2)Brice Dallas Howard isn't putting up with any Pratt-splaining
As we saw in that disappointing retrograde clip released earlier this month-in which Brice Dallas Howard's park-chief was portrayed as a chilly shrew, with Pratt's character as the super-laid-back bro - World's two human leads don't always get along. Hence Howard's eye-roll reaction when Pratt points out the Dino's desires: " These animals are thinking, 'I gotta eat. I gotta hunt. I gotta [international gesture for dinosaur-boinking] You've got to be able to relate to at its from their complicated past, crazed work place, or prehistoric, gender-stereotyped character traits.
3) The park looks like it'd be a ton of fun
Hoo-boy! Look at all those cool attractions: An aviary! A fun gyroscope-thingee! An underwater-feeding show! An underground-feeding show! This place is like SeaWorld, but without all of the post-blackfish hand-wringing.

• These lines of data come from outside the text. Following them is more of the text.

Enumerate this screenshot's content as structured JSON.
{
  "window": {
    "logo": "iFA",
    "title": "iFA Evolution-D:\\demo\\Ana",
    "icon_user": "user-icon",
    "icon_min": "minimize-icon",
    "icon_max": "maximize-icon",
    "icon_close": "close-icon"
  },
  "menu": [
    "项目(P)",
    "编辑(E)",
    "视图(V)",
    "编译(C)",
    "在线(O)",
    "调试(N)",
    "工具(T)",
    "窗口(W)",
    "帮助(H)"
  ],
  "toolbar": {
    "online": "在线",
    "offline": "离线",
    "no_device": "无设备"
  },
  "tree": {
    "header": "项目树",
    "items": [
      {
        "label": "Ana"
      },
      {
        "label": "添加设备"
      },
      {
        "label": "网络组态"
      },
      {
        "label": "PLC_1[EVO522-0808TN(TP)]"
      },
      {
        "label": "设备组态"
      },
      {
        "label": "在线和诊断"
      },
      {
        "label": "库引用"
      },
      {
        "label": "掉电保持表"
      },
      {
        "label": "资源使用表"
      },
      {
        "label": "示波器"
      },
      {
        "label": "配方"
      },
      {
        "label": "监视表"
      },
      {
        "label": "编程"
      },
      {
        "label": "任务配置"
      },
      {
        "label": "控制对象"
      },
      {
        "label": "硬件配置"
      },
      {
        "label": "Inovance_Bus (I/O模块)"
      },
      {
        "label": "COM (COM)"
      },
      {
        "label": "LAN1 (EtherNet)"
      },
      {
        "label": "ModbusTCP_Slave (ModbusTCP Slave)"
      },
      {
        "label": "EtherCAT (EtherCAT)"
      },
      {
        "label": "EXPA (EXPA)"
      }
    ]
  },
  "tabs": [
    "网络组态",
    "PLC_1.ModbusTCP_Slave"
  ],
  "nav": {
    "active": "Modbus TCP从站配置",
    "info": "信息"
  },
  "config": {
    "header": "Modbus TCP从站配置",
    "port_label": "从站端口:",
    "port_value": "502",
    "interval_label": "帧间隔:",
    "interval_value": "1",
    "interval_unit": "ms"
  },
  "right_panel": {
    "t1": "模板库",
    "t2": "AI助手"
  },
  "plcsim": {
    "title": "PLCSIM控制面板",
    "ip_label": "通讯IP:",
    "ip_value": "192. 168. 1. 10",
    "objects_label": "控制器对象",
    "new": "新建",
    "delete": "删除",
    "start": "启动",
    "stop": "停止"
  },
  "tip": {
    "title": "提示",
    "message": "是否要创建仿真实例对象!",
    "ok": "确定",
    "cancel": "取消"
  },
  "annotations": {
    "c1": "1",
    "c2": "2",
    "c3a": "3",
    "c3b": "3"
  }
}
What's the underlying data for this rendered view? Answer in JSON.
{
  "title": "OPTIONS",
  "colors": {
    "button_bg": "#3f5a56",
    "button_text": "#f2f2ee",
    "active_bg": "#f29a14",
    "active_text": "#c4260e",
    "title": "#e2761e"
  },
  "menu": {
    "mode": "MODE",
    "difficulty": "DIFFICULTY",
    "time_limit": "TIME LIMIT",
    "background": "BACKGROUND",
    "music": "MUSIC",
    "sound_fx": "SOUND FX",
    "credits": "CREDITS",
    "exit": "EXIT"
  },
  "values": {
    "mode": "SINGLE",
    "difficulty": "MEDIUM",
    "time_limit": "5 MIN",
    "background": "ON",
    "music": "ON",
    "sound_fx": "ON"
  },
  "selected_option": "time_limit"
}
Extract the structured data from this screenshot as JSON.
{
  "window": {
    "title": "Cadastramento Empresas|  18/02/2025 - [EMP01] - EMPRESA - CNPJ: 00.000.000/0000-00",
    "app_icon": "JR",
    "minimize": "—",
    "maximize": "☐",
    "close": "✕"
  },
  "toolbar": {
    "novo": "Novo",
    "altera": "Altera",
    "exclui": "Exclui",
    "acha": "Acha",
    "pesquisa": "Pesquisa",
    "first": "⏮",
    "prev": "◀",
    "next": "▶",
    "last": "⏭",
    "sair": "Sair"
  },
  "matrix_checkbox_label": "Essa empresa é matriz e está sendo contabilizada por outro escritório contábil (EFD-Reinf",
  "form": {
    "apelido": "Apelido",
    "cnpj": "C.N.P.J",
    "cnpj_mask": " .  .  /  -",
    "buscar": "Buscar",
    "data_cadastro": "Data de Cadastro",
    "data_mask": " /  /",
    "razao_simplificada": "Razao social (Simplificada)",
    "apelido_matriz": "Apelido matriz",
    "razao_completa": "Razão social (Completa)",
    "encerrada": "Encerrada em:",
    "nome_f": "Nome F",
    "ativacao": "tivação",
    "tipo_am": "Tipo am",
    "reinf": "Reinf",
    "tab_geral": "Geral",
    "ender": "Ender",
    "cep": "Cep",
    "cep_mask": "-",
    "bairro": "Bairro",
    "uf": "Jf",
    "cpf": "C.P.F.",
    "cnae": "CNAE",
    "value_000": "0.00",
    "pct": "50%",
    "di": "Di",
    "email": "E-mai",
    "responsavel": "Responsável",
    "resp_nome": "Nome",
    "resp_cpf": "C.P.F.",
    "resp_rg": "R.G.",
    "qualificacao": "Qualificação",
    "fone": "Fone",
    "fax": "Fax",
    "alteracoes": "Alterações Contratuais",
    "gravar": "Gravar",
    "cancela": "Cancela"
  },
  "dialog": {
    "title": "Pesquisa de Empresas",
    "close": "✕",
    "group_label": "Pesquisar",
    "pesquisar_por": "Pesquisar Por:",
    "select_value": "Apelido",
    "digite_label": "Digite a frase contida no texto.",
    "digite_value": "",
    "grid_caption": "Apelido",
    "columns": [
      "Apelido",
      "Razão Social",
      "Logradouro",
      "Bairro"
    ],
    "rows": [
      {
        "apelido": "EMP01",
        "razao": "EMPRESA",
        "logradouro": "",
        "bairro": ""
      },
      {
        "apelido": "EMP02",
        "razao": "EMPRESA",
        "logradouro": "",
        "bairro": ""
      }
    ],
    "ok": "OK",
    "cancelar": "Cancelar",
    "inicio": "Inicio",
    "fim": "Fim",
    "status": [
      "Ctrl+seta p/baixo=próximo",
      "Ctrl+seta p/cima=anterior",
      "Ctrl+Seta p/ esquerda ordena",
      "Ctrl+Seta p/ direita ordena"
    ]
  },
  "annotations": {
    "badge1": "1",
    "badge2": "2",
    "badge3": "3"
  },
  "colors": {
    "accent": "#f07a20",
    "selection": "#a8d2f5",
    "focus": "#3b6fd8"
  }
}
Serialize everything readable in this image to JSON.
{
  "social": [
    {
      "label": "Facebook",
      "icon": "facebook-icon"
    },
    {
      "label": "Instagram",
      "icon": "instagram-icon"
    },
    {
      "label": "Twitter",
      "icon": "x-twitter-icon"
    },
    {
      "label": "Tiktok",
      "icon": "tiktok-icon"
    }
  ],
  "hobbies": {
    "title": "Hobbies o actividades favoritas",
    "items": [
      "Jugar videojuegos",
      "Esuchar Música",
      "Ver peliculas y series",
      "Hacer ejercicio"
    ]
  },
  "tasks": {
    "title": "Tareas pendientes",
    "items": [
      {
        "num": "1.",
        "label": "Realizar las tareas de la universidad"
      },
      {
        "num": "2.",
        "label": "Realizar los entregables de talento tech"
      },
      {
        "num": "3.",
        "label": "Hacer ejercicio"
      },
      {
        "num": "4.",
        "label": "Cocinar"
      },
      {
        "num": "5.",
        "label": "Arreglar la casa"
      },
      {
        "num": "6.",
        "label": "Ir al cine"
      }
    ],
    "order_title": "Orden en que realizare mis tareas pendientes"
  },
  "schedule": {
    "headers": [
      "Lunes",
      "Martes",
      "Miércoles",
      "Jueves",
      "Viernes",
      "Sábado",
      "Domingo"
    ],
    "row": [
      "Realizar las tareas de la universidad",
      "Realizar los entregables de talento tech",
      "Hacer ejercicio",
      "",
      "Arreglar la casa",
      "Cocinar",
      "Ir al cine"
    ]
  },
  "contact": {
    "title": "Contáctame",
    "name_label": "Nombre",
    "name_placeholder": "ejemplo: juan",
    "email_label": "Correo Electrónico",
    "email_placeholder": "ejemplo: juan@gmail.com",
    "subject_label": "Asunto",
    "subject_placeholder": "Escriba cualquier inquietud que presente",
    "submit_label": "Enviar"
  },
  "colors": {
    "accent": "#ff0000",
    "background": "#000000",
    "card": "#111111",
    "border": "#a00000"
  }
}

4) ...until the attractions start talking to one another
The new trailer reveals one of the biggest twists in Jurassic World: Namely, the super-sized, super smart Indominus Rex - a sort of dino GMO, made by scientists to wow the crowd - can actually comunicate with other creatures in the park, essentially turning the parks inhabitants into the most menacing team of all-star reptiles since the Expendables. And when the Dino's get loose, the first thing they want to eat is their captors, drawing the ire ( and gunfire ) of the parks security chief, played by Vincent D'Onofrio who warns his co-worker, " you've got 20,000 people. You got no more boats. You don't have enough guns." (Which is just a more specific way of restarting his Full Metal Jackaey line, I am in a world of s-.")
5) The Pterodactyl are pterrifying.
Everyone has been so obsessed with Indominus, they've lost site of Worlds potential sene-stealers: The Pterodactyls, who are freed by Indominus and then set forth like flying monkeys to wreck havoc and pluck park-goers. One of them even wind ups feuding with the parks underwater beast, known as Mosasaurus. If Jurassic World gives us at least one battle that includes Jaws with Q: The Winged Serpent, we'll be first in line.